Hydraulic Pump: The hydraulic pump, which is a key component of the hydraulic system, should be designed to operate safely in hazardous areas. If the pump is driven by an electric motor, the motor must be explosion - proof as mentioned above. The pump body should be made of materials that are resistant to corrosion and capable of withstanding the operating pressure. Seals and gaskets in the pump should be carefully selected to prevent leakage of hydraulic fluid, as any leakage could potentially create a fire or explosion hazard in the presence of an explosive atmosphere.

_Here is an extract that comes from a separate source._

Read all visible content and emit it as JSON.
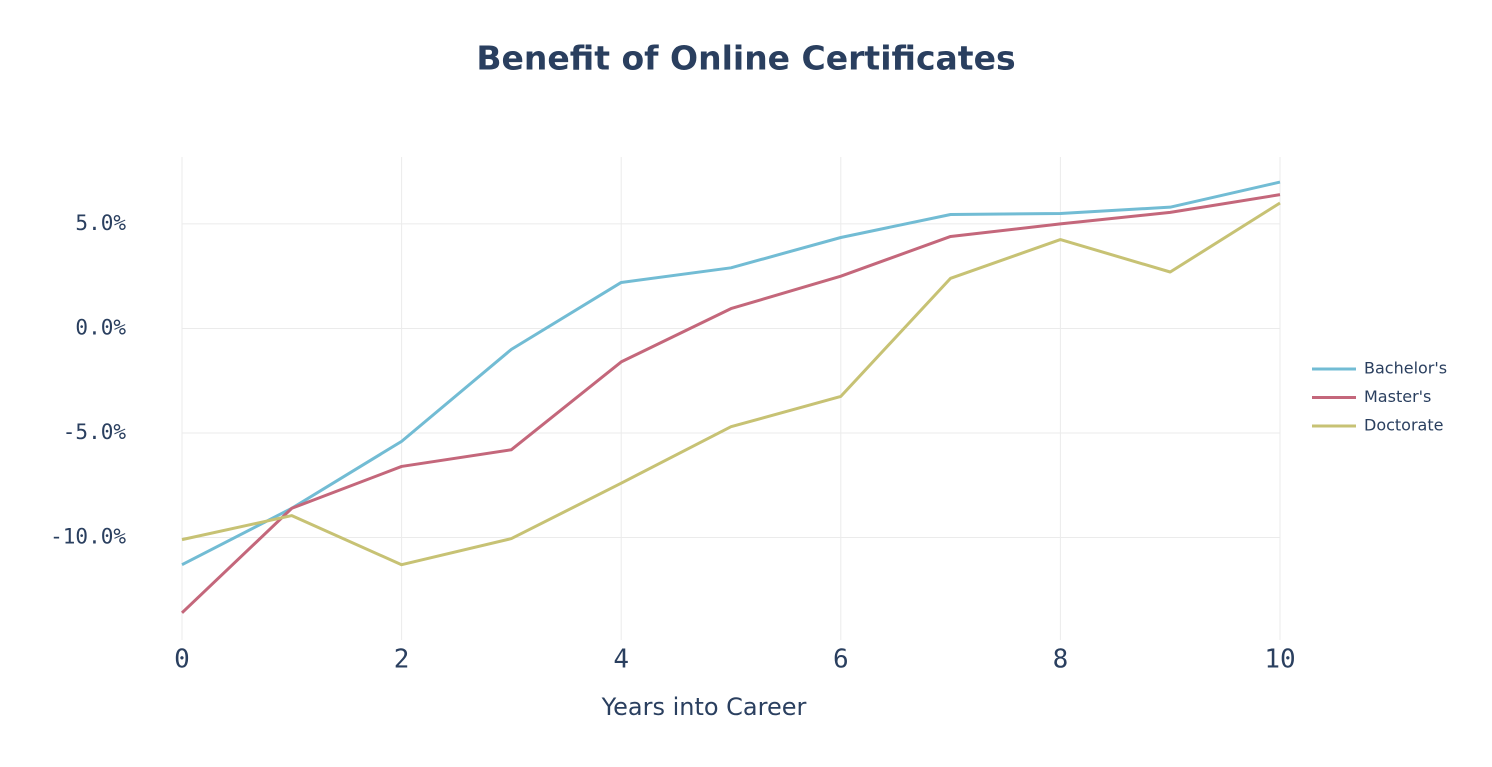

Hydraulic Hoses and Pipes: Hydraulic hoses and pipes should be made of materials that are resistant to abrasion, pressure, and chemical corrosion. In hazardous areas, they should also be designed to prevent the release of hydraulic fluid in case of damage. Special explosion - proof hoses with additional layers of protection or metal - braided hoses can be used. The connections between hoses and pipes should be secure and leak - proof, and regular inspections should be carried out to detect any signs of wear or damage.

4.3 Mechanical Components

Filter Plates and Frames: The filter plates and frames of the filter press should be made of materials that are not prone to generating sparks during normal operation or in case of mechanical impact. Non - sparking materials, such as certain types of stainless steel or non - metallic composites, can be used. The mechanical movement of the filter plates, such as during the opening and closing process, should be smooth and free from any abnormal friction or impact that could potentially generate heat or sparks.

Conveyor Systems: Conveyor systems used for discharging the filter cake should be designed to operate safely in hazardous areas. The conveyor belts should be made of non - combustible materials, and the drive motors and rollers should be explosion - proof. Regular maintenance and cleaning of the conveyor system are necessary to prevent the accumulation of combustible dust or residues.